If you came at me with all of that, I’d have to go Dexter on you and inject some night-night potion in your neck and cut your hair with your head slumped over.

But Julie listens. And lets you spill your life as your hair falls. And she knows all the right noncommittal things to say. She walks that line. Somewhere between vocalizing the occasional absent-minded “Uh-huh” and delving in with an Oprah-style interview, she’ll know exactly what to say and how much to say. She won’t pass judgment. She won’t share your secrets. And you will feel good. You’ll look good, you’ll feel good, but you’ll still be married to a degenerate.

I don’t know what Julie does with all of those secrets.

Maybe she uses them to fuel the Twilight fan fiction she’s probably writing when the kids go to bed.

Maybe she tells the other Julie, the one who lives in the parallel universe on the other side of her bathroom mirror.

Maybe she whispers them to the mulberry trees.

 

 

*I make most of this stuff up. I don’t know any of the things Julie’s clients say to her. Though one time I did overhear Julie talking to someone about end tables. Can you think of anything less meaningful?

6 Comments

  1. “Maybe she whispers them into the mulberry trees.” LOL!!!

  2. You are correct sir, Julie is the master of small talk, the Ann Landers (if you’re old enough to know who she is) of the Salon set, filled with words of understanding and practical wisdom.
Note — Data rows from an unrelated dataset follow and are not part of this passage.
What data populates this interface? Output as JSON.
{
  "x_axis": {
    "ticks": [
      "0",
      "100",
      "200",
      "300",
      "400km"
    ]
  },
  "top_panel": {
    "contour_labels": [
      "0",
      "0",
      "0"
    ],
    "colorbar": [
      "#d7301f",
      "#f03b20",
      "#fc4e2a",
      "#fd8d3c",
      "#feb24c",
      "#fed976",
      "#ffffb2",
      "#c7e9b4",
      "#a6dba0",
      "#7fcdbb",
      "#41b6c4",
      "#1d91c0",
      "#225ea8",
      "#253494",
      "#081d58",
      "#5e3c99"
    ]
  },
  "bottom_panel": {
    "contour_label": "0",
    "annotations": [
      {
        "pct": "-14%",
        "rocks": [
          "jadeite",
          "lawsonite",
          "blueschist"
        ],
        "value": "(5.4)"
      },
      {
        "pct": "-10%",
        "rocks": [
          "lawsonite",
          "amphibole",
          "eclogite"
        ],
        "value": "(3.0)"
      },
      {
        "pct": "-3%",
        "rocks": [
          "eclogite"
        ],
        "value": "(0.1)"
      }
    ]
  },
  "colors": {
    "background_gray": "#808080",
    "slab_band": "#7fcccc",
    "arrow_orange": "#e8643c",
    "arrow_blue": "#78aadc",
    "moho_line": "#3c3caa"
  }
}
She always has an answer, no matter what the topic. (I killed another mulberry attempting to grow between my weigla bush-how dare it)

    • jeffandjill

      08/18/2013 at 2:24 pm

      You have to drill a hole and pour salt.

      • Been there, done that — didn’t work, bleach didn’t work, hot cooking oil didn’t work, root killer didn’t work. I’ve thought about setting them on fire, but it would be my luck that my house would burn down, leaving only the mulberry tree.